Shandong Steel 山东钢铁集团
- Industry: Steel industry
- Founded: 2008
- Headquarters: Jinan, China

= Shandong Steel =

Chinese steel company

Shandong Iron and Steel Group Co Ltd (山东钢铁集团), commonly known as Shandong Steel, is a Chinese steel company based in Jinan. 2015 it was ranked as 12th biggest steel producer of the world with a production of 21.7 million tonnes of steel. In 2009, it took a 67% stake in Rizhao Iron and Steel. SISG is controlled by the provincial government of Shandong. SISG was formed in March 2008 when the provincial government of Shandong merged two state-owned steel producers.

==History==

The State-owned Shandong Iron and Steel Group Co Ltd was created out of the restructuring of Jinan Iron and Steel Group Co and Laiwu Steel Group Corp – the sixth- and seventh-largest steel makers in the country – and Shandong Metallurgical Industry Corp. The three belong to the Shandong provincial state assets management commission.

Shandong Iron and Steel has a registered capital of 10 billion yuan ($1.4 billion) and is fully state-owned.

Under the provincial steel industry plan, the group has an annual output of 31.6 million tons. In 2007, Jinan produced 12.12 million tons of crude steel and Laiwu turned out 11.7 million tons.

Luo Bingsheng, vice chairman of the China Iron and Steel Association, said that link-ups and restructuring of the steel industry had become a global trend and the new Shandong-based steel group would play an active role in the international competitiveness of the country's steel industry.

===Jinan===

Jinan Iron & Steel Company Ltd. was a company principally engaged in smelting, processing and sale of steel products. Jinan Iron & Steel provided steel products, including hot rolled ribbed steel bars, hull structure steel plates, thick steel plates, wide and heavy steel plates, deformed steel bars, steel profiles, steel billets, cold and hot rolled steel products, as well as coking products, among others. Jinan Iron & Steel was also involved in sale of dangerous chemical goods, distribution of coal gas, steel smelting technology consulting services, as well as marketing of iron ores and other ores.

===Laiwu===

Laiwu Steel Corporation was principally engaged in the manufacture and sale of pig iron, steel billets, steel ingots, steel products, coke and granulating slag and the supply of electricity and heat. During the year of 2008, Laiwu Steel Corp produced approximately 4.69 million metric tons of pig iron, 5.13 million metric tons of steel and 6.29 million metric tons of steel products. Laiwu Steel Corp distributed its products domestically and to overseas markets with eastern China as its major market. As of December 31, 2008, Laiwu Steel Corp had eight major subsidiaries and three associates.

===Rizhao merger===
According to China Securities Journal, SISG signed an agreement to take a 67% stake in Rizhao Iron and Steel. On September 6, 2009, Shandong Iron and Steel Group Co., Ltd. and Rizhao Steel Holding Group Co., Ltd. signed agreement on asset restructuring and cooperation, which marked the former's success in the reorganization. According to the agreement, both sides jointly reorganized the assets to the JV by means of a capital injection. SISG owns 67% stakes by cash, and Rizhao Steel holds 33% stock with net assets. Additionally, the agreement made clear the restructuring principles, means, the scope of assets, the evaluation of restructuring assets, the work processes, as well as staff placement. After signing the agreement, both sides will immediately start all evaluation works. The determined agreement between Shandong Steel and Rizhao Steel indicated both sides made substantial progress in asset reorganization and cooperation, as well as the strategy of Shandong's industry shift from the inland to coastal cities. Rizhao is founded and controlled by billionaire Du Shuanghua, who benefited from trading iron ore in Singapore.

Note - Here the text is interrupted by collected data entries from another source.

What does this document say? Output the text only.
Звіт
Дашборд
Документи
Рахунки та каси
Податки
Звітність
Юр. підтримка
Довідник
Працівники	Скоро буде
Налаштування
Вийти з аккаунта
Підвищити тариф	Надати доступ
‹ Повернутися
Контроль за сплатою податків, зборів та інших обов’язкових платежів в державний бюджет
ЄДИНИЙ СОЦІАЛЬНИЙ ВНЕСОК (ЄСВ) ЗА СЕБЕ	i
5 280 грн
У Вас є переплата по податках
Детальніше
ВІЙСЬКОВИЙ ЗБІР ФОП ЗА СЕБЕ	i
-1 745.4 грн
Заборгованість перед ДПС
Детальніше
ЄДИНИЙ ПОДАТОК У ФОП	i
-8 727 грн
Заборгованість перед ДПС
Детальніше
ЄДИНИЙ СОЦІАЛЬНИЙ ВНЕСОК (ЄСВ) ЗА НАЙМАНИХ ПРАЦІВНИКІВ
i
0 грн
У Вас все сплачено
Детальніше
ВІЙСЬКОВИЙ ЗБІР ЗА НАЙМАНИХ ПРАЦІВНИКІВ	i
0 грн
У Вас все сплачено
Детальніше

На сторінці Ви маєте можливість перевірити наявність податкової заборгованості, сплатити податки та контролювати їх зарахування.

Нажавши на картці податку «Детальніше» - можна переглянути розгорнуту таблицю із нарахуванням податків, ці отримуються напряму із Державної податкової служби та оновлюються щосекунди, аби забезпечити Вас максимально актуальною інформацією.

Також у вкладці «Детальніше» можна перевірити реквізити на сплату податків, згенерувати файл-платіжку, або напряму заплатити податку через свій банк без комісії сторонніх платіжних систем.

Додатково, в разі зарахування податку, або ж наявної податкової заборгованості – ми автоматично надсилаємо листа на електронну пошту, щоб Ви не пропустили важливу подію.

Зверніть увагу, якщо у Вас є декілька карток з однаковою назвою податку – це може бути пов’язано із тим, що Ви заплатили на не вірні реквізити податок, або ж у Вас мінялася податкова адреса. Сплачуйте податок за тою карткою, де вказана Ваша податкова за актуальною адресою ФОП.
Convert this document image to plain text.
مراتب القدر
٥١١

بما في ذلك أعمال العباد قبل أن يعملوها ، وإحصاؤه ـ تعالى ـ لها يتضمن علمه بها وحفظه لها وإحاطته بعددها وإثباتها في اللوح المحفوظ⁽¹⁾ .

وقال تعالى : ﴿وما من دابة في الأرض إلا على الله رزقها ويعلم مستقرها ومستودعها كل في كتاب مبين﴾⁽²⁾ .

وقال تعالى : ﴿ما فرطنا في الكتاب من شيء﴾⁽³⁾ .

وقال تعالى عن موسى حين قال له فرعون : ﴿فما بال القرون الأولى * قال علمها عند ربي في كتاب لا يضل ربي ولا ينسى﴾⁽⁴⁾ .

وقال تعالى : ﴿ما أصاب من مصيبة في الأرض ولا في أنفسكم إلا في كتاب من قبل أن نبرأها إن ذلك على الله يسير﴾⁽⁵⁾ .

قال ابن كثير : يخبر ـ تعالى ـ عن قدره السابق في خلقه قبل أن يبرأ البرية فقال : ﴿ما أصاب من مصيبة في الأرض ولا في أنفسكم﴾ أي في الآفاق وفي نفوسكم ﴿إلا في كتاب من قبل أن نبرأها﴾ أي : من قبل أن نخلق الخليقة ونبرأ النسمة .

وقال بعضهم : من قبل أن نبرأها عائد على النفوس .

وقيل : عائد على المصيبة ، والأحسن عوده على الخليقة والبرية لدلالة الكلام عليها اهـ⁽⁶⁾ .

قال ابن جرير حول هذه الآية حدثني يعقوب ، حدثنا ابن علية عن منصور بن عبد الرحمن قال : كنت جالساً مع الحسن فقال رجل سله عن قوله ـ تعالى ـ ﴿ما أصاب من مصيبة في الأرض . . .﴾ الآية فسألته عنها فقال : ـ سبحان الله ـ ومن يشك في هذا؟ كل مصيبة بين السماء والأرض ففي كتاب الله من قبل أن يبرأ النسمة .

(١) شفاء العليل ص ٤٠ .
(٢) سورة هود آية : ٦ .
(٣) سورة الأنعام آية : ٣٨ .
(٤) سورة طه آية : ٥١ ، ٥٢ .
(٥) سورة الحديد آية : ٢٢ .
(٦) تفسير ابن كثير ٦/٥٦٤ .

The consolidation is part of a plan by the Shandong provincial government to streamline its steel sector, one of the country's largest and most fragmented. Rizhao and Shandong Iron and Steel had previously signed a letter of intent for consolidation in early November but the deal was abandoned in January after Kai Yuan Holdings Ltd, a property investment and heat energy supply company, bought about 30 percent of the core assets in Rizhao.